In the General Court, the most fun today was the case of Dover v. Parliament, where a crooked UK Tory former MEP was ordered to repay £ 345.289 in "unjustified" claims. Then again, it would have been even more fun if the original order of £ 538.000 had been upheld. Cf. bbc.co.uk

Then there was a whole stack of cases regarding the cartel in the market for copper and copper alloy fittings. (Cf. summary of Commission decision C(2006) 4180.) Almost all appeals were rejected, as usual. However, Aalberts was acquitted on the facts, Kaimer had its fine reduced on similar grounds, whereas in the Tomkins and Pegler cases there seem to have been some issues of attributabilty.

Also in the General Court, there was a state aid case regarding the airport of Leipzig/Halle. The case of the Länder of Saxony and Saxony-Anhalt was declared inadmissible for lack of an injury in fact. In the parallel case brought by the airport itself, the Commission’s decision was upheld, except to the amount of the aid in question. Mitteldeutsche Flughafen and Flughafen Leipzig-Halle v. Commission (Cf. last year’s Freistaat Sachsen and Land Sachsen-Anhalt v Commission.)

For those who wanted to know: no you can’t register AK-47 as a brand. It doesn’t have sufficient distinctive power. Cybergun v. OHMI part 1 and part 2.

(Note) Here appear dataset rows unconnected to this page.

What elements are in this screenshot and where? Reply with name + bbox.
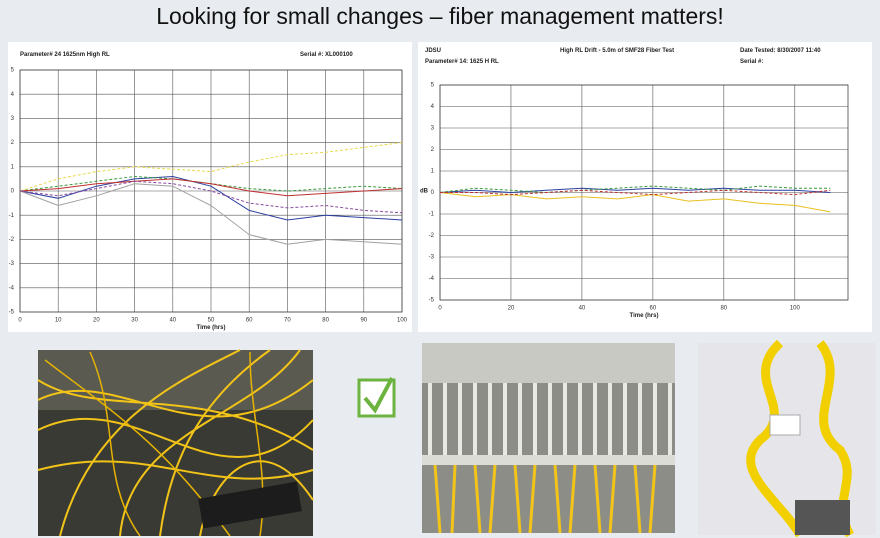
x-tick-label: 80 (720, 306, 727, 312)
x-tick-label: 80 (322, 318, 329, 324)
check-icon (359, 378, 394, 416)
x-tick-label: 20 (508, 306, 515, 312)
x-tick-label: 40 (579, 306, 586, 312)
x-tick-label: 70 (284, 318, 291, 324)
x-tick-label: 100 (790, 306, 801, 312)
y-tick-label: -3 (429, 255, 435, 261)
x-tick-label: 90 (360, 318, 367, 324)
x-axis-label: Time (hrs) (630, 313, 659, 319)
y-tick-label: -3 (9, 261, 15, 267)
photo-organized-fibers (422, 343, 675, 533)
x-tick-label: 40 (169, 318, 176, 324)
y-tick-label: -5 (9, 310, 15, 316)
y-tick-label: -2 (429, 233, 435, 239)
x-tick-label: 10 (55, 318, 62, 324)
x-tick-label: 30 (131, 318, 138, 324)
y-axis-label: dB (420, 189, 429, 195)
y-tick-label: -2 (9, 237, 15, 243)
y-tick-label: -4 (429, 276, 435, 282)
x-tick-label: 100 (397, 318, 408, 324)
x-tick-label: 20 (93, 318, 100, 324)
y-tick-label: -1 (429, 212, 435, 218)
photo-coiled-fibers (698, 343, 876, 535)
chart-header: Date Tested: 8/30/2007 11:40 (740, 48, 821, 54)
photo-tangled-fibers (38, 350, 313, 536)
y-tick-label: -1 (9, 213, 15, 219)
x-tick-label: 60 (246, 318, 253, 324)
chart-header: Serial #: XL000100 (300, 52, 353, 58)
x-axis-label: Time (hrs) (197, 325, 226, 331)
slide: Looking for small changes – fiber manage… (0, 0, 880, 538)
y-tick-label: -4 (9, 285, 15, 291)
chart-header: JDSU (425, 48, 441, 54)
chart-header: Parameter# 14: 1625 H RL (425, 59, 499, 65)
chart-header: Serial #: (740, 59, 763, 65)
x-tick-label: 50 (208, 318, 215, 324)
slide-title: Looking for small changes – fiber manage… (156, 3, 724, 29)
chart-header: High RL Drift - 5.0m of SMF28 Fiber Test (560, 48, 674, 54)
chart-header: Parameter# 24 1625nm High RL (20, 52, 110, 58)
y-tick-label: -5 (429, 298, 435, 304)
slide-canvas: Looking for small changes – fiber manage… (0, 0, 880, 538)
x-tick-label: 60 (650, 306, 657, 312)
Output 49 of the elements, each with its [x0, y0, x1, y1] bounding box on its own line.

UPDATE: It appears I overlooked a few General Court rulings that were handed down on Tuesday:

In Access Info Europe v. Council, it was discovered that I need not have anonymised the legislative documents I used in my International Negotiations course. There, I did exactly what the Council also did: I left the positions in place but took out the names of the countries. (Unlike the Council, I replaced them with roman numerals.) The General Court now decided that the Council’s interest in protecting the freedom of manoeuvre of its members is insufficient to justify reliance on the internal decision making exception of Regulation 1049/2001. Ironically, the document in question was about the new version of that Regulation. By the way, here are all Council documents on that dossier.

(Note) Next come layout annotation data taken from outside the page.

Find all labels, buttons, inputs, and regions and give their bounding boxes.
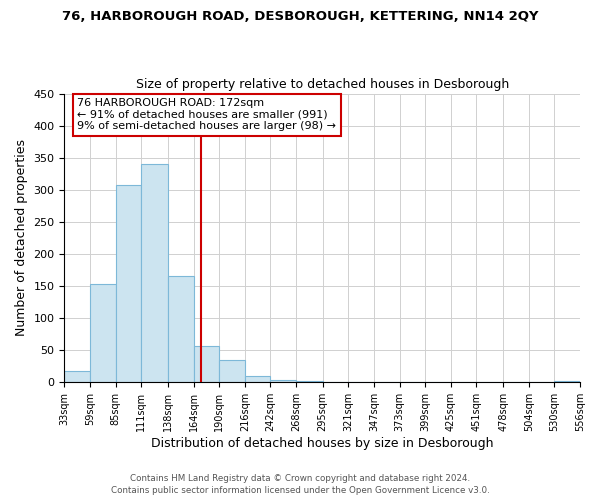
Bar (141, 164, 168, 382)
X-axis label: Distribution of detached houses by size in Desborough: Distribution of detached houses by size … (151, 437, 493, 450)
Bar (296, 381, 323, 382)
Text: Contains HM Land Registry data © Crown copyright and database right 2024.
Contai: Contains HM Land Registry data © Crown c… (110, 474, 490, 495)
Bar (90, 284, 116, 382)
Text: 76 HARBOROUGH ROAD: 172sqm
← 91% of detached houses are smaller (991)
9% of semi: 76 HARBOROUGH ROAD: 172sqm ← 91% of deta… (77, 98, 336, 131)
Bar (64, 371, 90, 382)
Text: 76, HARBOROUGH ROAD, DESBOROUGH, KETTERING, NN14 2QY: 76, HARBOROUGH ROAD, DESBOROUGH, KETTERI… (62, 10, 538, 23)
Bar (194, 346, 219, 383)
Bar (554, 381, 580, 382)
Bar (245, 376, 271, 382)
Bar (168, 276, 194, 382)
Y-axis label: Number of detached properties: Number of detached properties (15, 140, 28, 336)
Bar (271, 380, 296, 382)
Title: Size of property relative to detached houses in Desborough: Size of property relative to detached ho… (136, 78, 509, 91)
Bar (219, 360, 245, 382)
Bar (116, 186, 141, 382)
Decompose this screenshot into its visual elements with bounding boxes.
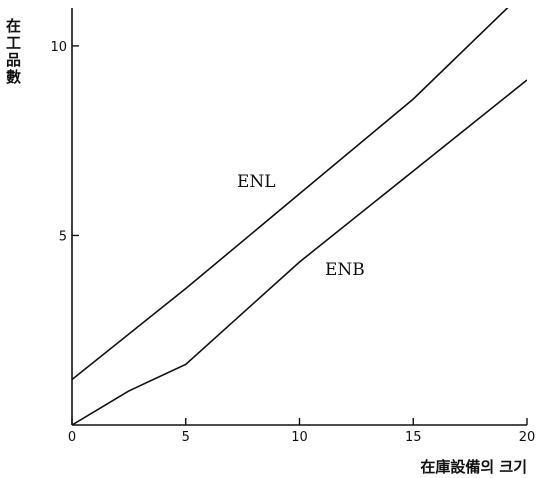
series-label-enb: ENB: [325, 260, 365, 280]
y-axis-title-char: 在: [6, 17, 21, 35]
x-tick-label: 5: [182, 430, 190, 445]
x-ticks: 0 5 10 15 20: [68, 418, 535, 445]
x-tick-label: 0: [68, 430, 76, 445]
series-label-enl: ENL: [237, 172, 276, 192]
y-ticks: 5 10: [50, 40, 79, 244]
series-lines: [72, 8, 527, 425]
plot-frame: [71, 8, 527, 426]
y-axis-title-char: 工: [6, 34, 21, 52]
series-line-enl: [72, 8, 509, 381]
y-axis-title-char: 品: [6, 51, 21, 69]
y-axis-title-char: 數: [6, 68, 21, 86]
x-tick-label: 10: [291, 430, 308, 445]
y-tick-label: 10: [50, 40, 67, 55]
x-tick-label: 20: [519, 430, 536, 445]
x-tick-label: 15: [405, 430, 422, 445]
y-axis-title: 在 工 品 數: [6, 17, 21, 86]
series-labels: ENL ENB: [237, 172, 365, 280]
y-tick-label: 5: [59, 229, 67, 244]
x-axis-title: 在庫設備의 크기: [420, 458, 527, 476]
series-line-enb: [72, 79, 527, 425]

Also in the General Court, the Commission lost a carbon trading case. (If memory serves, not for the first time.) The Court ruled that the Commission’s objections to Latvia’s National Allocation Plan were out of time. The problem wasn’t that the Commission can’t keep track of a 3 month limitation period, but rather that they had different ideas about when that period started. Note also par. 61 of the judgement, which explains why the conclusion is that the Commission’s decision should be annulled, rather than declared non-existent. Latvia v. Commission

Finally, in Altstoff Recycling Austria v. Commission (NL, DE, FR), the General Court decided not to mess with the conditions that the Commission had imposed as part of its approval of the Austrian system for the recycling of various containers. The applicants would have liked to have a negative clearance under art. 81(1) EC instead of an exemption under 81(3) EC, and if it had to be an exemption, then at least one without (these) restrictions, but no such luck.

P.S. The archive of these emails is here.

2 comments:

Ron said...

I think it would have also been worth mentioning Access Info v Council of European Union:
http://www.access-info.org/documents/T-233_09_IMPORTANT_LEGAL_NOTICE.html

A significant ruling regarding access to EU documents, in this case from Council working parties.

martinned said...

You're right. I actually overlooked all three General Court judgements from Tuesday. I'll get right on it.